In the garden they heard the cry, and sped into the house, and up the stairs and into the room, warm from their game. They opened the door and stood still; for they saw Kenyon as none ever had seen him before, with his face upon his father's shoulder, and a smile there such as Forrester himself had never won.

A LITERARY COINCIDENCE

It was twenty-five minutes past eight, and a fine October morning, when Mr. Wolff Mason, the popular novelist and editor of Mayfair, emerged from the dressing-room of his house in Kensington and came downstairs dabbing his chin with his clean pocket-handkerchief. The day had begun badly with the man of letters, whose boast it was that he had shaved for upwards of forty years without cutting himself anything like forty times. He entered the dining-room with a comically rueful expression on his kindly humorous face, and with a twitching behind the spectacles which would have led those who knew him best to prick their ears for one of the delightful things which the novelist was continually saying at his own expense. His face fell, however, when he found no one in the room but the maid who was lighting the wick beneath the plated kettle on the breakfast table.
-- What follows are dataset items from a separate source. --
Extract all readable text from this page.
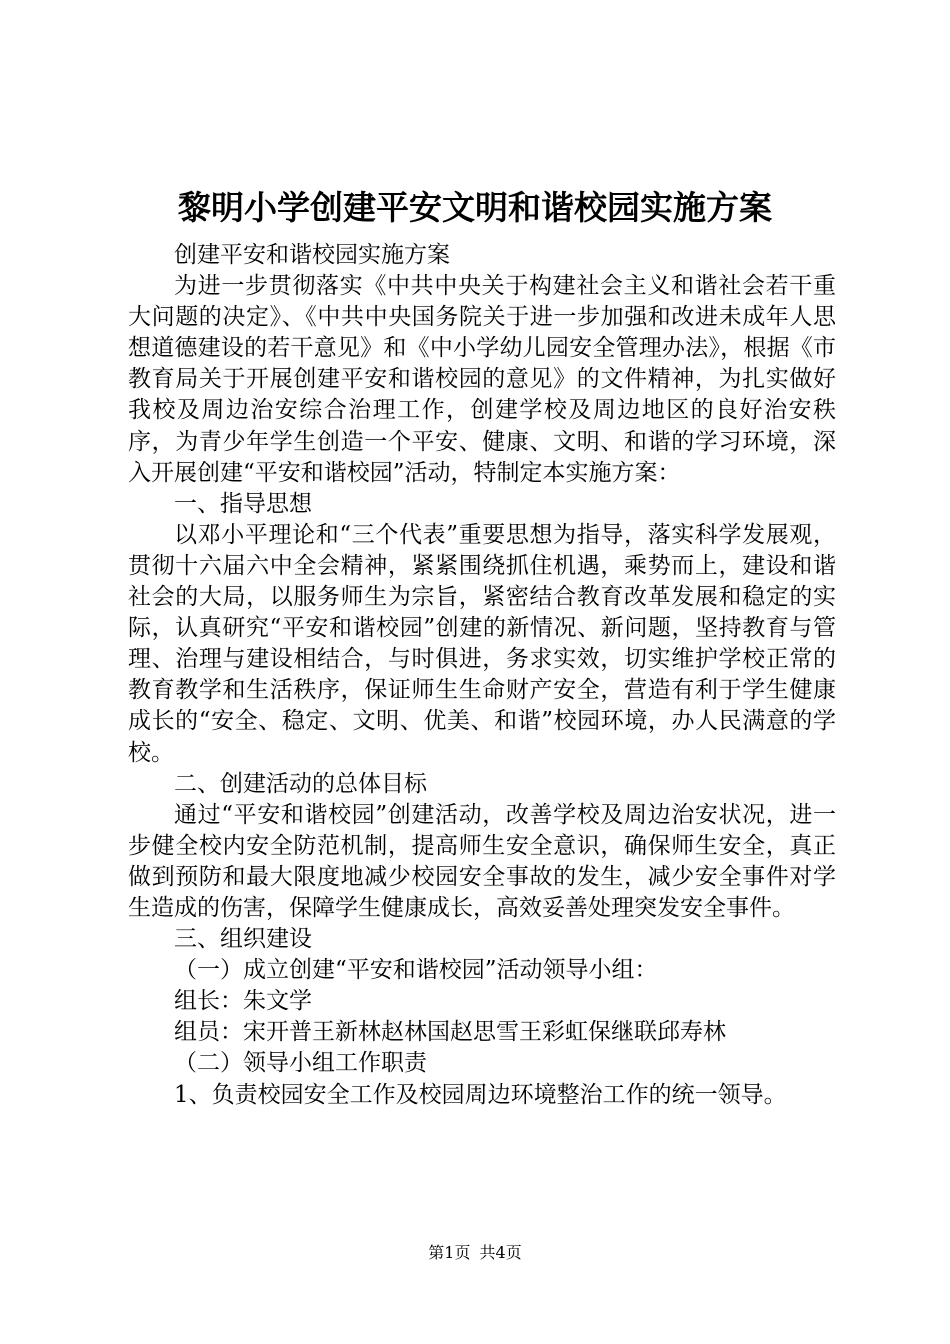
黎明小学创建平安文明和谐校园实施方案

创建平安和谐校园实施方案

为进一步贯彻落实《中共中央关于构建社会主义和谐社会若干重大问题的决定》、《中共中央国务院关于进一步加强和改进未成年人思想道德建设的若干意见》和《中小学幼儿园安全管理办法》，根据《市教育局关于开展创建平安和谐校园的意见》的文件精神，为扎实做好我校及周边治安综合治理工作，创建学校及周边地区的良好治安秩序，为青少年学生创造一个平安、健康、文明、和谐的学习环境，深入开展创建“平安和谐校园”活动，特制定本实施方案：

一、指导思想

以邓小平理论和“三个代表”重要思想为指导，落实科学发展观，贯彻十六届六中全会精神，紧紧围绕抓住机遇，乘势而上，建设和谐社会的大局，以服务师生为宗旨，紧密结合教育改革发展和稳定的实际，认真研究“平安和谐校园”创建的新情况、新问题，坚持教育与管理、治理与建设相结合，与时俱进，务求实效，切实维护学校正常的教育教学和生活秩序，保证师生生命财产安全，营造有利于学生健康成长的“安全、稳定、文明、优美、和谐”校园环境，办人民满意的学校。

二、创建活动的总体目标

通过“平安和谐校园”创建活动，改善学校及周边治安状况，进一步健全校内安全防范机制，提高师生安全意识，确保师生安全，真正做到预防和最大限度地减少校园安全事故的发生，减少安全事件对学生造成的伤害，保障学生健康成长，高效妥善处理突发安全事件。

三、组织建设

（一）成立创建“平安和谐校园”活动领导小组：

组长：朱文学

组员：宋开普王新林赵林国赵思雪王彩虹保继联邱寿林

（二）领导小组工作职责

1、负责校园安全工作及校园周边环境整治工作的统一领导。

第1页 共4页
"Has Miss Ida not come down yet?"

"Not that I know of, sir. Shall I go and see?"

"Oh, never mind, never mind," said the novelist, cursorily examining the letters on his plate, and opening none of them. "Well, upon my word, I don't know what has come over Ida," he added to himself, as he undid the fastenings of the French window which led down iron steps into the little London garden behind the house. "Yesterday morning she ran it pretty fine. The day before she was a good minute late. Of course she may be in time yet, but I do wish I could teach her to be five minutes early for everything, as I am. Ida is worse than either of her sisters in this respect; and she began by being the best of the three."